Looking into it, I saw what software development offered compared to pastry: better salary prospects, a wider range of opportunities, and above all a flexibility in working conditions that barely exists in a kitchen. I decided to try the 42 entrance exam — the piscine.
63 Hours a Week, for a Month
The 42 piscine is a month of total immersion. Nine hours a day, every day, no break. On top of that, 60 hours of commuting over the month in my case. You move forward exercise by exercise, concept by concept. You don't understand much at first, but you keep going. You talk with people who are sometimes in the same situation as you, sometimes not at all. It's not about being talented — it's about not giving up.
After the final exam — eight hours straight without a break — then a month of waiting, I finally got the result. I was in.
The Core Curriculum — and a Knee Down
The 42 core curriculum is where things get serious. Increasingly complex projects, C programming, system-level work, algorithms.
Then I injured my knee. Torn anterior cruciate ligament. At that point, I was in the middle of minishell, one of the most demanding projects in the curriculum. I pushed hard with my partner to finish it before the surgery.
Minishell done, straight home. Surgery, then two months of doing nothing. No drive, no motivation, no headspace for coding. Meanwhile, my classmates kept moving forward. The stress of falling behind, of no longer being at the same level when I came back.
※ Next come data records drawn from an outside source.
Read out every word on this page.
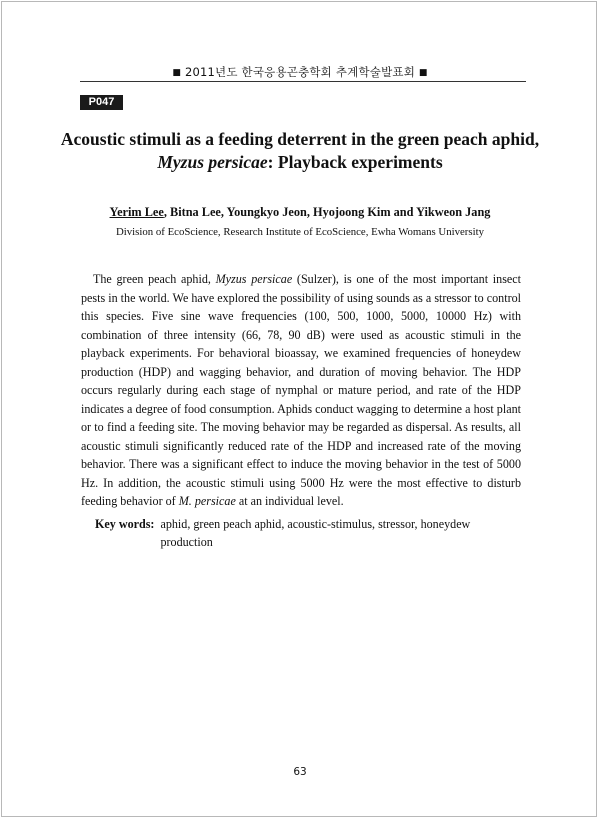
■ 2011년도 한국응용곤충학회 추계학술발표회 ■
P047
Acoustic stimuli as a feeding deterrent in the green peach aphid,
Myzus persicae: Playback experiments
Yerim Lee, Bitna Lee, Youngkyo Jeon, Hyojoong Kim and Yikweon Jang
Division of EcoScience, Research Institute of EcoScience, Ewha Womans University

The green peach aphid, Myzus persicae (Sulzer), is one of the most important insect pests in the world. We have explored the possibility of using sounds as a stressor to control this species. Five sine wave frequencies (100, 500, 1000, 5000, 10000 Hz) with combination of three intensity (66, 78, 90 dB) were used as acoustic stimuli in the playback experiments. For behavioral bioassay, we examined frequencies of honeydew production (HDP) and wagging behavior, and duration of moving behavior. The HDP occurs regularly during each stage of nymphal or mature period, and rate of the HDP indicates a degree of food consumption. Aphids conduct wagging to determine a host plant or to find a feeding site. The moving behavior may be regarded as dispersal. As results, all acoustic stimuli significantly reduced rate of the HDP and increased rate of the moving behavior. There was a significant effect to induce the moving behavior in the test of 5000 Hz. In addition, the acoustic stimuli using 5000 Hz were the most effective to disturb feeding behavior of M. persicae at an individual level.

Key words: aphid, green peach aphid, acoustic-stimulus, stressor, honeydew production
63
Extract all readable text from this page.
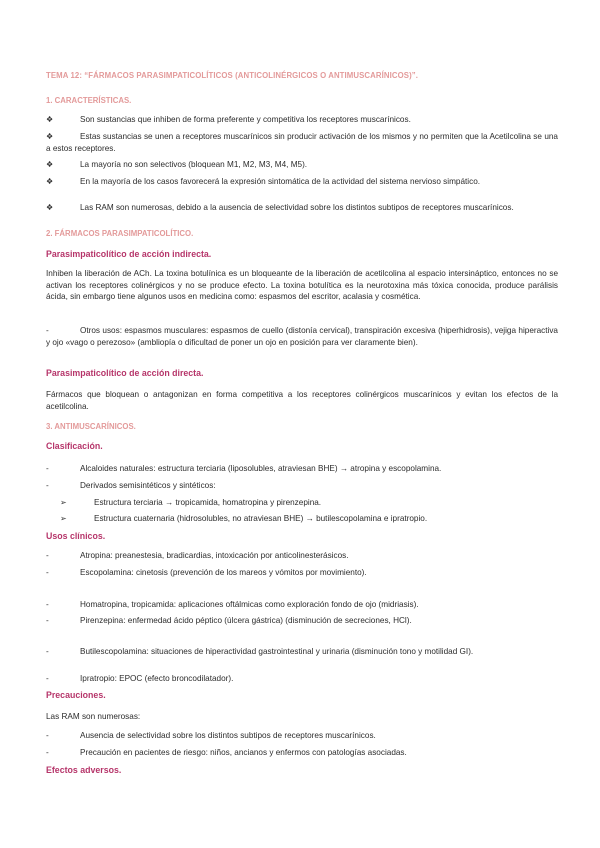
TEMA 12: “FÁRMACOS PARASIMPATICOLÍTICOS (ANTICOLINÉRGICOS O ANTIMUSCARÍNICOS)”.
1. CARACTERÍSTICAS.
❖	Son sustancias que inhiben de forma preferente y competitiva los receptores muscarínicos.
❖	Estas sustancias se unen a receptores muscarínicos sin producir activación de los mismos y no permiten que la Acetilcolina se una a estos receptores.
❖	La mayoría no son selectivos (bloquean M1, M2, M3, M4, M5).
❖	En la mayoría de los casos favorecerá la expresión sintomática de la actividad del sistema nervioso simpático.
❖	Las RAM son numerosas, debido a la ausencia de selectividad sobre los distintos subtipos de receptores muscarínicos.
2. FÁRMACOS PARASIMPATICOLÍTICO.
Parasimpaticolítico de acción indirecta.

Inhiben la liberación de ACh. La toxina botulínica es un bloqueante de la liberación de acetilcolina al espacio intersináptico, entonces no se activan los receptores colinérgicos y no se produce efecto. La toxina botulítica es la neurotoxina más tóxica conocida, produce parálisis ácida, sin embargo tiene algunos usos en medicina como: espasmos del escritor, acalasia y cosmética.

-	Otros usos: espasmos musculares: espasmos de cuello (distonía cervical), transpiración excesiva (hiperhidrosis), vejiga hiperactiva y ojo «vago o perezoso» (ambliopía o dificultad de poner un ojo en posición para ver claramente bien).
Parasimpaticolítico de acción directa.

Fármacos que bloquean o antagonizan en forma competitiva a los receptores colinérgicos muscarínicos y evitan los efectos de la acetilcolina.

3. ANTIMUSCARÍNICOS.
Clasificación.
-	Alcaloides naturales: estructura terciaria (liposolubles, atraviesan BHE) → atropina y escopolamina.
-	Derivados semisintéticos y sintéticos:
➢	Estructura terciaria → tropicamida, homatropina y pirenzepina.
➢	Estructura cuaternaria (hidrosolubles, no atraviesan BHE) → butilescopolamina e ipratropio.
Usos clínicos.
-	Atropina: preanestesia, bradicardias, intoxicación por anticolinesterásicos.
-	Escopolamina: cinetosis (prevención de los mareos y vómitos por movimiento).
-	Homatropina, tropicamida: aplicaciones oftálmicas como exploración fondo de ojo (midriasis).
-	Pirenzepina: enfermedad ácido péptico (úlcera gástrica) (disminución de secreciones, HCl).
-	Butilescopolamina: situaciones de hiperactividad gastrointestinal y urinaria (disminución tono y motilidad GI).
-	Ipratropio: EPOC (efecto broncodilatador).
Precauciones.

Las RAM son numerosas:

-	Ausencia de selectividad sobre los distintos subtipos de receptores muscarínicos.
-	Precaución en pacientes de riesgo: niños, ancianos y enfermos con patologías asociadas.
Efectos adversos.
I had fallen behind. But nothing insurmountable. I caught up gradually, project by project.
Discovering DevOps
The Inception project laid the foundation. Docker, containers, infrastructure — I quickly understood the practical value of these tools in the professional world. Building reproducible environments, automating, thinking in systems rather than lines of code: that's what suits me.
Alongside that, I started Glasck with friends — a real project with real users and real infrastructure to manage. That's when DevOps went from an interest to a professional direction.
What Nobody Shows
I'll be honest: it's not easy every day. There are tools to learn constantly, gaps to fill in certain languages, moments where you look around and realize others are clearly ahead of you. Classmates who progress faster, who land jobs while you're still struggling.
Demotivation comes in waves. But it always ends up giving way to determination.
Step by step, it moves forward. Every tool learned, every project completed, every problem solved adds a brick. It's slow, it's not linear, but it moves forward.
What pastry taught me is that everything is built step by step. Code is no different.
For Those Who Are Hesitating
I've never been the strongest in my class. I don't have a job yet, no perfect track record to show. But for those considering a career switch, those hesitating to try 42 or another path into tech: it's possible. It will be demanding, there will be doubts and difficult comparisons. I can't promise it pays off. What I can say is that I'm moving forward, and that every day I get a little closer to my goal: a career that suits me, with working conditions that allow me to live well.